Q. What is the difference between the video game industry in France and the United States? How are they connected?

The video game industry in France and United States are both connected by their expertise in producing quality games that appeal to a global audience.  I would say that to be successful, you cannot miss the US market, you have to be there, while France has less of an impact as far as our games are concerned.

Q. How do recent advances in technological innovation, from smart phones to Artificial intelligence to blockchain, affect the video game industry?
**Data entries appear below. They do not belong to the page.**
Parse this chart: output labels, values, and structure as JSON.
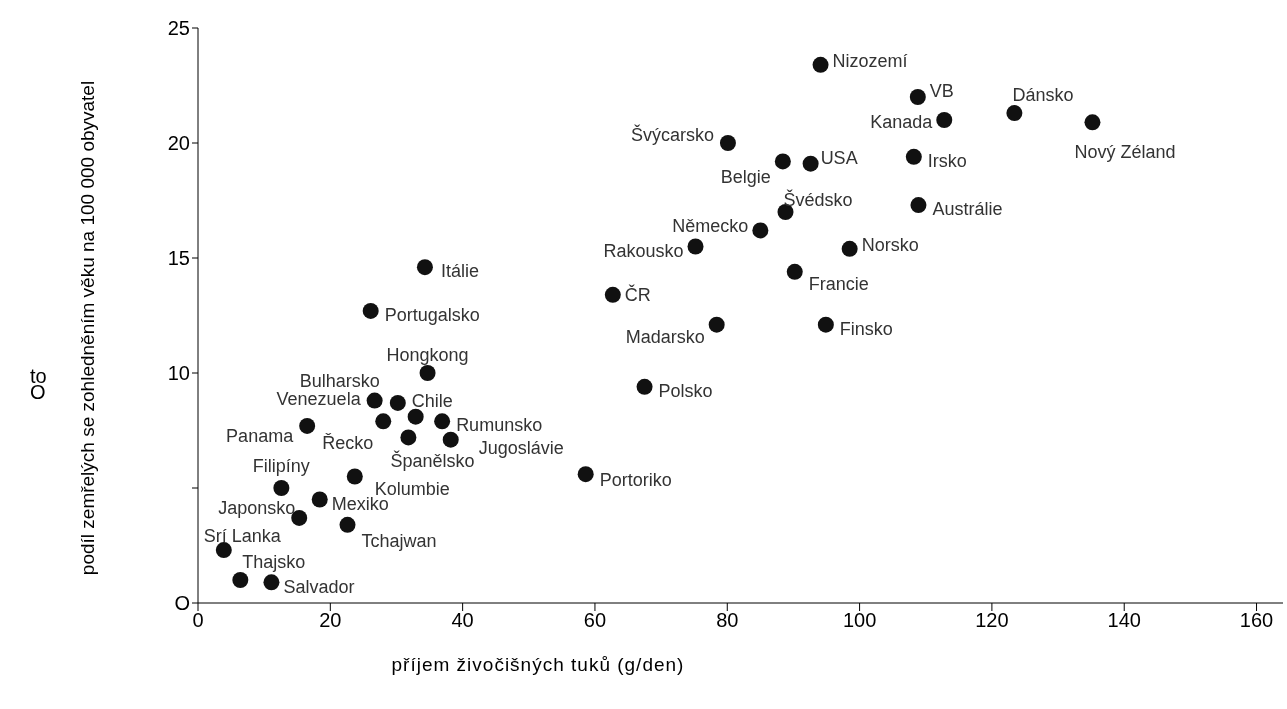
{
  "chart_data": {
    "type": "scatter",
    "xlabel": "příjem živočišných tuků (g/den)",
    "ylabel": "podíl zemřelých se zohledněním věku na 100 000 obyvatel",
    "color": "#111111",
    "marker": "circle",
    "grid": false,
    "legend": false,
    "x": [
      94.1,
      108.8,
      112.8,
      123.4,
      135.2,
      80.1,
      88.4,
      92.6,
      108.2,
      108.9,
      88.8,
      85.0,
      75.2,
      98.5,
      90.2,
      78.4,
      94.9,
      34.3,
      26.1,
      62.7,
      34.7,
      67.5,
      58.6,
      16.5,
      26.7,
      30.2,
      32.9,
      28.0,
      36.9,
      31.8,
      38.2,
      23.7,
      12.6,
      18.4,
      15.3,
      22.6,
      3.9,
      6.4,
      11.1
    ],
    "values": [
      23.4,
      22.0,
      21.0,
      21.3,
      20.9,
      20.0,
      19.2,
      19.1,
      19.4,
      17.3,
      17.0,
      16.2,
      15.5,
      15.4,
      14.4,
      12.1,
      12.1,
      14.6,
      12.7,
      13.4,
      10.0,
      9.4,
      5.6,
      7.7,
      8.8,
      8.7,
      8.1,
      7.9,
      7.9,
      7.2,
      7.1,
      5.5,
      5.0,
      4.5,
      3.7,
      3.4,
      2.3,
      1.0,
      0.9
    ],
    "xlim": [
      0,
      164
    ],
    "xticks": [
      0,
      20,
      40,
      60,
      80,
      100,
      120,
      140,
      160
    ],
    "ylim": [
      0,
      25
    ],
    "yticks": [
      {
        "value": 0,
        "label": "O"
      },
      {
        "value": 5,
        "label": null
      },
      10,
      15,
      20,
      25
    ],
    "annotations": [
      {
        "text": "Nizozemí",
        "x": 94.1,
        "y": 23.4
      },
      {
        "text": "VB",
        "x": 108.8,
        "y": 22.0
      },
      {
        "text": "Kanada",
        "x": 112.8,
        "y": 21.0
      },
      {
        "text": "Dánsko",
        "x": 123.4,
        "y": 21.3
      },
      {
        "text": "Nový Zéland",
        "x": 135.2,
        "y": 20.9
      },
      {
        "text": "Švýcarsko",
        "x": 80.1,
        "y": 20.0
      },
      {
        "text": "Belgie",
        "x": 88.4,
        "y": 19.2
      },
      {
        "text": "USA",
        "x": 92.6,
        "y": 19.1
      },
      {
        "text": "Irsko",
        "x": 108.2,
        "y": 19.4
      },
      {
        "text": "Austrálie",
        "x": 108.9,
        "y": 17.3
      },
      {
        "text": "Švédsko",
        "x": 88.8,
        "y": 17.0
      },
      {
        "text": "Německo",
        "x": 85.0,
        "y": 16.2
      },
      {
        "text": "Rakousko",
        "x": 75.2,
        "y": 15.5
      },
      {
        "text": "Norsko",
        "x": 98.5,
        "y": 15.4
      },
      {
        "text": "Francie",
        "x": 90.2,
        "y": 14.4
      },
      {
        "text": "Madarsko",
        "x": 78.4,
        "y": 12.1
      },
      {
        "text": "Finsko",
        "x": 94.9,
        "y": 12.1
      },
      {
        "text": "Itálie",
        "x": 34.3,
        "y": 14.6
      },
      {
        "text": "Portugalsko",
        "x": 26.1,
        "y": 12.7
      },
      {
        "text": "ČR",
        "x": 62.7,
        "y": 13.4
      },
      {
        "text": "Hongkong",
        "x": 34.7,
        "y": 10.0
      },
      {
        "text": "Polsko",
        "x": 67.5,
        "y": 9.4
      },
      {
        "text": "Portoriko",
        "x": 58.6,
        "y": 5.6
      },
      {
        "text": "Panama",
        "x": 16.5,
        "y": 7.7
      },
      {
        "text": "Venezuela",
        "x": 26.7,
        "y": 8.8
      },
      {
        "text": "Bulharsko",
        "x": 30.2,
        "y": 8.7
      },
      {
        "text": "Chile",
        "x": 32.9,
        "y": 8.1
      },
      {
        "text": "Řecko",
        "x": 28.0,
        "y": 7.9
      },
      {
        "text": "Rumunsko",
        "x": 36.9,
        "y": 7.9
      },
      {
        "text": "Španělsko",
        "x": 31.8,
        "y": 7.2
      },
      {
        "text": "Jugoslávie",
        "x": 38.2,
        "y": 7.1
      },
      {
        "text": "Kolumbie",
        "x": 23.7,
        "y": 5.5
      },
      {
        "text": "Filipíny",
        "x": 12.6,
        "y": 5.0
      },
      {
        "text": "Mexiko",
        "x": 18.4,
        "y": 4.5
      },
      {
        "text": "Japonsko",
        "x": 15.3,
        "y": 3.7
      },
      {
        "text": "Tchajwan",
        "x": 22.6,
        "y": 3.4
      },
      {
        "text": "Srí Lanka",
        "x": 3.9,
        "y": 2.3
      },
      {
        "text": "Thajsko",
        "x": 6.4,
        "y": 1.0
      },
      {
        "text": "Salvador",
        "x": 11.1,
        "y": 0.9
      },
      "to O"
    ]
  }
}
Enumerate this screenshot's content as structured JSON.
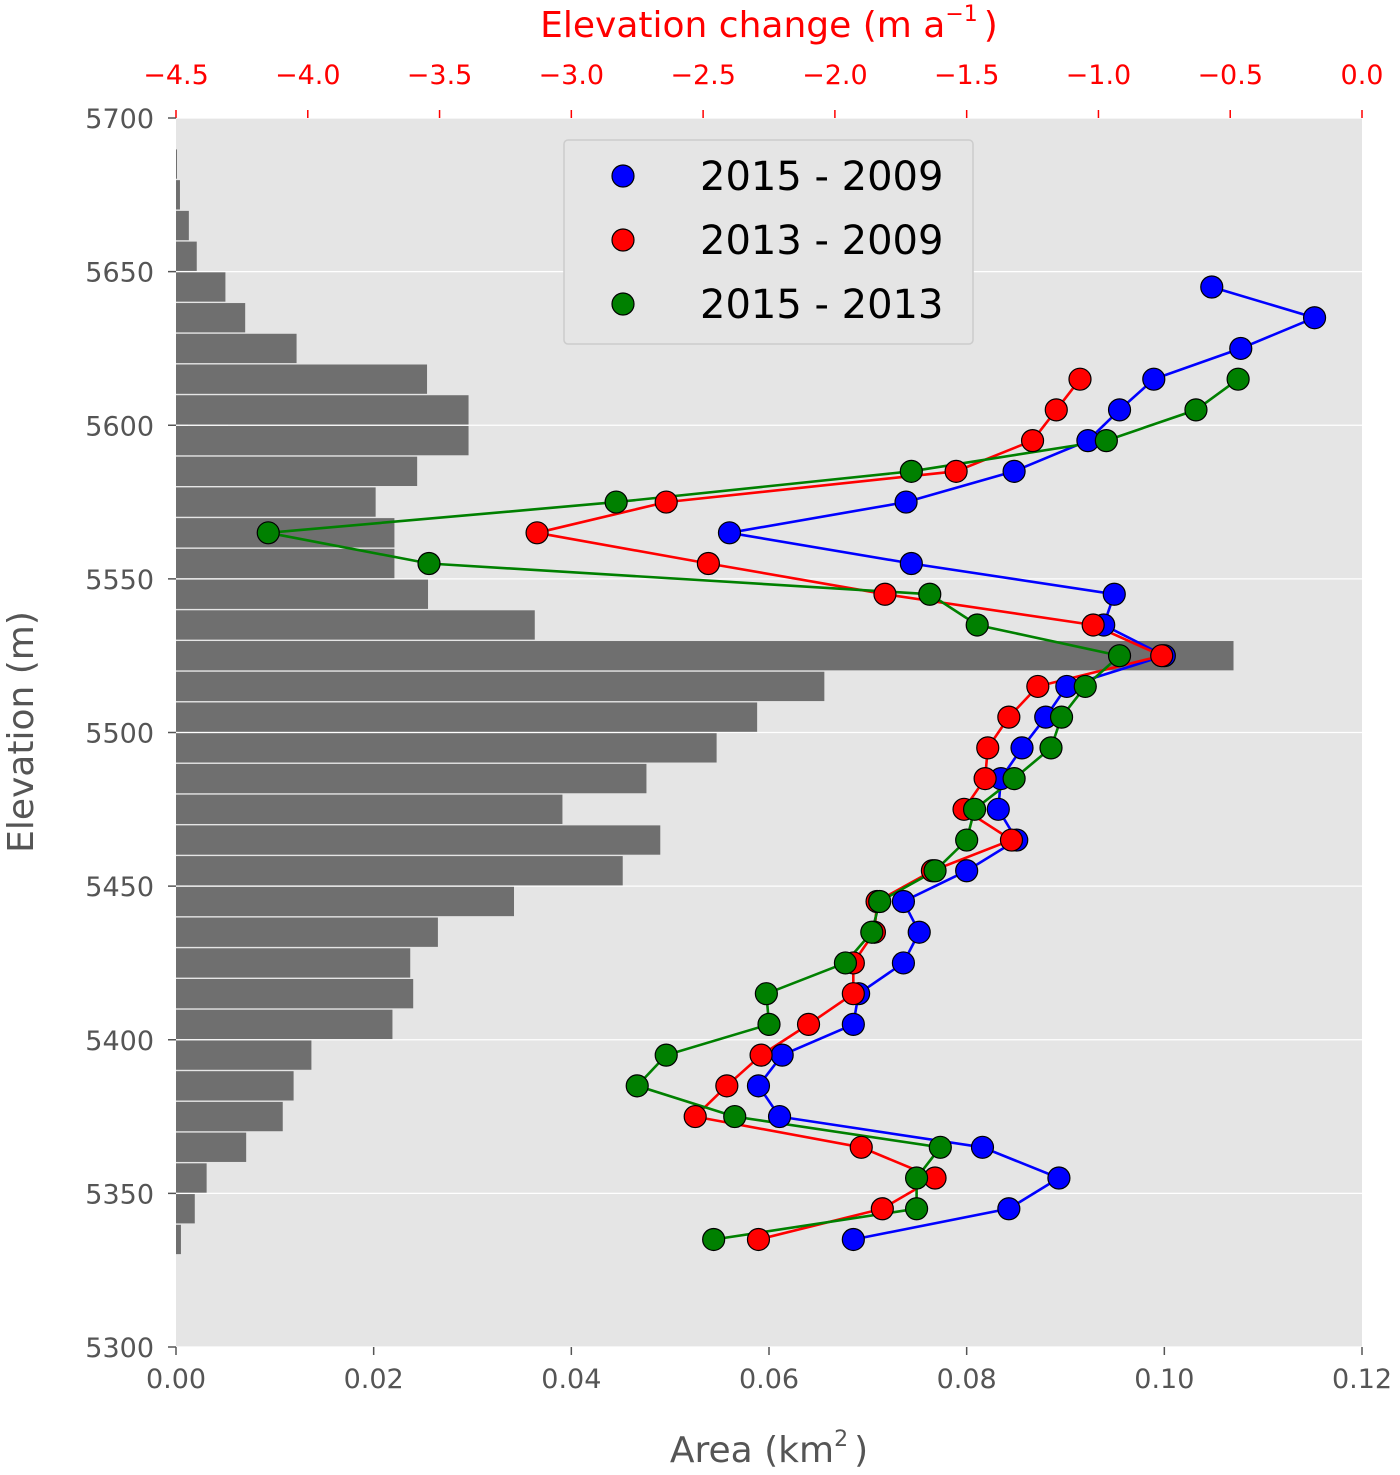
{
  "chart_data": {
    "type": "scatter",
    "title": "",
    "xlabel": "Area (km",
    "xlabel_sup": "2",
    "xlabel_end": ")",
    "x2label": "Elevation change (m a",
    "x2label_sup": "−1",
    "x2label_end": ")",
    "ylabel": "Elevation (m)",
    "xlim": [
      0,
      0.12
    ],
    "x2lim": [
      -4.5,
      0.0
    ],
    "ylim": [
      5300,
      5700
    ],
    "grid": true,
    "legend_position": "top-center",
    "x_ticks": [
      "0.00",
      "0.02",
      "0.04",
      "0.06",
      "0.08",
      "0.10",
      "0.12"
    ],
    "x2_ticks": [
      "−4.5",
      "−4.0",
      "−3.5",
      "−3.0",
      "−2.5",
      "−2.0",
      "−1.5",
      "−1.0",
      "−0.5",
      "0.0"
    ],
    "y_ticks": [
      "5300",
      "5350",
      "5400",
      "5450",
      "5500",
      "5550",
      "5600",
      "5650",
      "5700"
    ],
    "colors": {
      "bars": "#6f6f6f",
      "plot_background": "#e5e5e5",
      "top_axis": "#ff0000",
      "text": "#555555"
    },
    "histogram": {
      "bin_width": 10,
      "bins": [
        {
          "elevation": 5335,
          "area": 0.0005
        },
        {
          "elevation": 5345,
          "area": 0.0019
        },
        {
          "elevation": 5355,
          "area": 0.0031
        },
        {
          "elevation": 5365,
          "area": 0.0071
        },
        {
          "elevation": 5375,
          "area": 0.0108
        },
        {
          "elevation": 5385,
          "area": 0.0119
        },
        {
          "elevation": 5395,
          "area": 0.0137
        },
        {
          "elevation": 5405,
          "area": 0.0219
        },
        {
          "elevation": 5415,
          "area": 0.024
        },
        {
          "elevation": 5425,
          "area": 0.0237
        },
        {
          "elevation": 5435,
          "area": 0.0265
        },
        {
          "elevation": 5445,
          "area": 0.0342
        },
        {
          "elevation": 5455,
          "area": 0.0452
        },
        {
          "elevation": 5465,
          "area": 0.049
        },
        {
          "elevation": 5475,
          "area": 0.0391
        },
        {
          "elevation": 5485,
          "area": 0.0476
        },
        {
          "elevation": 5495,
          "area": 0.0547
        },
        {
          "elevation": 5505,
          "area": 0.0588
        },
        {
          "elevation": 5515,
          "area": 0.0656
        },
        {
          "elevation": 5525,
          "area": 0.107
        },
        {
          "elevation": 5535,
          "area": 0.0363
        },
        {
          "elevation": 5545,
          "area": 0.0255
        },
        {
          "elevation": 5555,
          "area": 0.0221
        },
        {
          "elevation": 5565,
          "area": 0.0221
        },
        {
          "elevation": 5575,
          "area": 0.0202
        },
        {
          "elevation": 5585,
          "area": 0.0244
        },
        {
          "elevation": 5595,
          "area": 0.0296
        },
        {
          "elevation": 5605,
          "area": 0.0296
        },
        {
          "elevation": 5615,
          "area": 0.0254
        },
        {
          "elevation": 5625,
          "area": 0.0122
        },
        {
          "elevation": 5635,
          "area": 0.007
        },
        {
          "elevation": 5645,
          "area": 0.005
        },
        {
          "elevation": 5655,
          "area": 0.0021
        },
        {
          "elevation": 5665,
          "area": 0.0013
        },
        {
          "elevation": 5675,
          "area": 0.0004
        },
        {
          "elevation": 5685,
          "area": 0.0001
        }
      ]
    },
    "series": [
      {
        "name": "2015 - 2009",
        "color": "#0000ff",
        "points": [
          {
            "elevation": 5645,
            "change": -0.57
          },
          {
            "elevation": 5635,
            "change": -0.18
          },
          {
            "elevation": 5625,
            "change": -0.46
          },
          {
            "elevation": 5615,
            "change": -0.79
          },
          {
            "elevation": 5605,
            "change": -0.92
          },
          {
            "elevation": 5595,
            "change": -1.04
          },
          {
            "elevation": 5585,
            "change": -1.32
          },
          {
            "elevation": 5575,
            "change": -1.73
          },
          {
            "elevation": 5565,
            "change": -2.4
          },
          {
            "elevation": 5555,
            "change": -1.71
          },
          {
            "elevation": 5545,
            "change": -0.94
          },
          {
            "elevation": 5535,
            "change": -0.98
          },
          {
            "elevation": 5525,
            "change": -0.75
          },
          {
            "elevation": 5515,
            "change": -1.12
          },
          {
            "elevation": 5505,
            "change": -1.2
          },
          {
            "elevation": 5495,
            "change": -1.29
          },
          {
            "elevation": 5485,
            "change": -1.37
          },
          {
            "elevation": 5475,
            "change": -1.38
          },
          {
            "elevation": 5465,
            "change": -1.31
          },
          {
            "elevation": 5455,
            "change": -1.5
          },
          {
            "elevation": 5445,
            "change": -1.74
          },
          {
            "elevation": 5435,
            "change": -1.68
          },
          {
            "elevation": 5425,
            "change": -1.74
          },
          {
            "elevation": 5415,
            "change": -1.91
          },
          {
            "elevation": 5405,
            "change": -1.93
          },
          {
            "elevation": 5395,
            "change": -2.2
          },
          {
            "elevation": 5385,
            "change": -2.29
          },
          {
            "elevation": 5375,
            "change": -2.21
          },
          {
            "elevation": 5365,
            "change": -1.44
          },
          {
            "elevation": 5355,
            "change": -1.15
          },
          {
            "elevation": 5345,
            "change": -1.34
          },
          {
            "elevation": 5335,
            "change": -1.93
          }
        ]
      },
      {
        "name": "2013 - 2009",
        "color": "#ff0000",
        "points": [
          {
            "elevation": 5615,
            "change": -1.07
          },
          {
            "elevation": 5605,
            "change": -1.16
          },
          {
            "elevation": 5595,
            "change": -1.25
          },
          {
            "elevation": 5585,
            "change": -1.54
          },
          {
            "elevation": 5575,
            "change": -2.64
          },
          {
            "elevation": 5565,
            "change": -3.13
          },
          {
            "elevation": 5555,
            "change": -2.48
          },
          {
            "elevation": 5545,
            "change": -1.81
          },
          {
            "elevation": 5535,
            "change": -1.02
          },
          {
            "elevation": 5525,
            "change": -0.76
          },
          {
            "elevation": 5515,
            "change": -1.23
          },
          {
            "elevation": 5505,
            "change": -1.34
          },
          {
            "elevation": 5495,
            "change": -1.42
          },
          {
            "elevation": 5485,
            "change": -1.43
          },
          {
            "elevation": 5475,
            "change": -1.51
          },
          {
            "elevation": 5465,
            "change": -1.33
          },
          {
            "elevation": 5455,
            "change": -1.63
          },
          {
            "elevation": 5445,
            "change": -1.84
          },
          {
            "elevation": 5435,
            "change": -1.85
          },
          {
            "elevation": 5425,
            "change": -1.93
          },
          {
            "elevation": 5415,
            "change": -1.93
          },
          {
            "elevation": 5405,
            "change": -2.1
          },
          {
            "elevation": 5395,
            "change": -2.28
          },
          {
            "elevation": 5385,
            "change": -2.41
          },
          {
            "elevation": 5375,
            "change": -2.53
          },
          {
            "elevation": 5365,
            "change": -1.9
          },
          {
            "elevation": 5355,
            "change": -1.62
          },
          {
            "elevation": 5345,
            "change": -1.82
          },
          {
            "elevation": 5335,
            "change": -2.29
          }
        ]
      },
      {
        "name": "2015 - 2013",
        "color": "#008000",
        "points": [
          {
            "elevation": 5615,
            "change": -0.47
          },
          {
            "elevation": 5605,
            "change": -0.63
          },
          {
            "elevation": 5595,
            "change": -0.97
          },
          {
            "elevation": 5585,
            "change": -1.71
          },
          {
            "elevation": 5575,
            "change": -2.83
          },
          {
            "elevation": 5565,
            "change": -4.15
          },
          {
            "elevation": 5555,
            "change": -3.54
          },
          {
            "elevation": 5545,
            "change": -1.64
          },
          {
            "elevation": 5535,
            "change": -1.46
          },
          {
            "elevation": 5525,
            "change": -0.92
          },
          {
            "elevation": 5515,
            "change": -1.05
          },
          {
            "elevation": 5505,
            "change": -1.14
          },
          {
            "elevation": 5495,
            "change": -1.18
          },
          {
            "elevation": 5485,
            "change": -1.32
          },
          {
            "elevation": 5475,
            "change": -1.47
          },
          {
            "elevation": 5465,
            "change": -1.5
          },
          {
            "elevation": 5455,
            "change": -1.62
          },
          {
            "elevation": 5445,
            "change": -1.83
          },
          {
            "elevation": 5435,
            "change": -1.86
          },
          {
            "elevation": 5425,
            "change": -1.96
          },
          {
            "elevation": 5415,
            "change": -2.26
          },
          {
            "elevation": 5405,
            "change": -2.25
          },
          {
            "elevation": 5395,
            "change": -2.64
          },
          {
            "elevation": 5385,
            "change": -2.75
          },
          {
            "elevation": 5375,
            "change": -2.38
          },
          {
            "elevation": 5365,
            "change": -1.6
          },
          {
            "elevation": 5355,
            "change": -1.69
          },
          {
            "elevation": 5345,
            "change": -1.69
          },
          {
            "elevation": 5335,
            "change": -2.46
          }
        ]
      }
    ]
  }
}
All these advances you mention contribute to the evolution of gaming.  We have evolved from gaming in front of a television to gaming on any device wherever you are. This is whatever/wherever/whenever.  AI and blockchain will continue to transform and revolutionize the video game industry for the better.  As AI becomes more sophisticated it will not only be able to generate responsive, adaptive, and intelligent behaviors in non-player characters but also provide valuable insight such as predicting mobile game churn.

Q. The French-American Foundation’s Cyber Security Program facilitates dialogue around security in the digital age on both sides of the Atlantic. What are the most pressing cyber security concerns in your field of work?

There are multiple cyber security concerns in the gaming industry but two that affect my business is online fraudulent activities and data storage safety and security due to hackers.

Q. Atari has been a leader in video game production since its founding in 1972. What are the challenges and advantages of this legacy on continuing to create new products over 40 years later?

I think we share similar challenges as other legacy brands, but some challenges Atari faces include how to remain relevant in the rapidly changing video game industry and how to keep consumers engaged when there is so much content instantly available that is competing for people’s attention.  On the other hand, the Atari brand is a big advantage for us because Atari is an evergreen brand that resonates with people all over the world and transcends generations.  The Atari (Fuji) logo is very iconic and recognizable and that keeps the brand popular among our legions of fans.

Q. What inspired you to join the Board of Directors at the French-American Foundation?

I believe in the mission and work of the French-American Foundation and the importance of enriching the transatlantic relationship.  As the CEO of Atari, and as a French citizen living in New York City, I am able to help promote engagement and shared experiences using our brand and games between France and United States.